When asked what he considers his greatest contributions to medicine and science, Dr. Fisher replied, “That question might be best answered by others who are familiar with my efforts over the past 60 years. However, I do believe that my greatest contribution was carrying out laboratory investigations, beginning in 1950, which have altered our understanding and treatment of breast cancer. The results obtained from those studies led me to form a biologic hypothesis that replaced the Halstedian principles, which governed the treatment of breast cancer for almost a century.”
Currently, Dr. Fisher is a Distinguished Service Professor in the Department of Surgery at the University of Pittsburgh, where he is engaged in preserving the accuracy of his life’s work. “It is necessary to do so because to be sure where you are, you must know where you have been, and thus be able to better predict what the future is likely to be,” said Dr. Fisher. ■
1. NSABP timeline. Available at nsabp.pitt.edu/NSABP_Timeline.pdf. Accessed April 2, 2013.

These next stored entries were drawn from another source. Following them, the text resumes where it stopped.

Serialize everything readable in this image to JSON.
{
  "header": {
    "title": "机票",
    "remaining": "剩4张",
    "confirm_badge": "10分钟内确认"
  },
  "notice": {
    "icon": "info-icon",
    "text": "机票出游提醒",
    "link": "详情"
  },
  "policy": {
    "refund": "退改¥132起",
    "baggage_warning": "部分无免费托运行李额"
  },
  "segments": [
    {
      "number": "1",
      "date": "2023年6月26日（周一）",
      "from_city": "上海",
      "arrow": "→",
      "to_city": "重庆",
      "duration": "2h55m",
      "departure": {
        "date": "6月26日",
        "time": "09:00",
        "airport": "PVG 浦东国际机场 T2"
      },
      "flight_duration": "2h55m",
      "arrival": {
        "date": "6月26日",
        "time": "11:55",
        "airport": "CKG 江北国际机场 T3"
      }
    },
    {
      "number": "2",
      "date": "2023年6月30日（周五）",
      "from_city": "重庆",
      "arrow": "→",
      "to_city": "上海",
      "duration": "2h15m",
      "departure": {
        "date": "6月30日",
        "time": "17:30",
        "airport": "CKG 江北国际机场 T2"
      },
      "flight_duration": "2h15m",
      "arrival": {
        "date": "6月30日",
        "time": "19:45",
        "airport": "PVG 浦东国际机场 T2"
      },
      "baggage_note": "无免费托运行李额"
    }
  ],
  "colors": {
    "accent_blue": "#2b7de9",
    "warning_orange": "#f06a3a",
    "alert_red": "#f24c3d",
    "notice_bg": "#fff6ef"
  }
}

2. Fisher B, Ravdin RG, Ausman RK, et al: Surgical adjuvant chemotherapy in cancer of the breast: Results of a decade of cooperative investigation. Ann Surg 168:337-356, 1968.
3. Fisher B, Costantino JP, Wickerham DL, et al: Tamoxifen for prevention of breast cancer: Report of the National Surgical Adjuvant Breast and Bowel Project P-1 Study. J Natl Cancer Inst 90:1371-1388, 1998.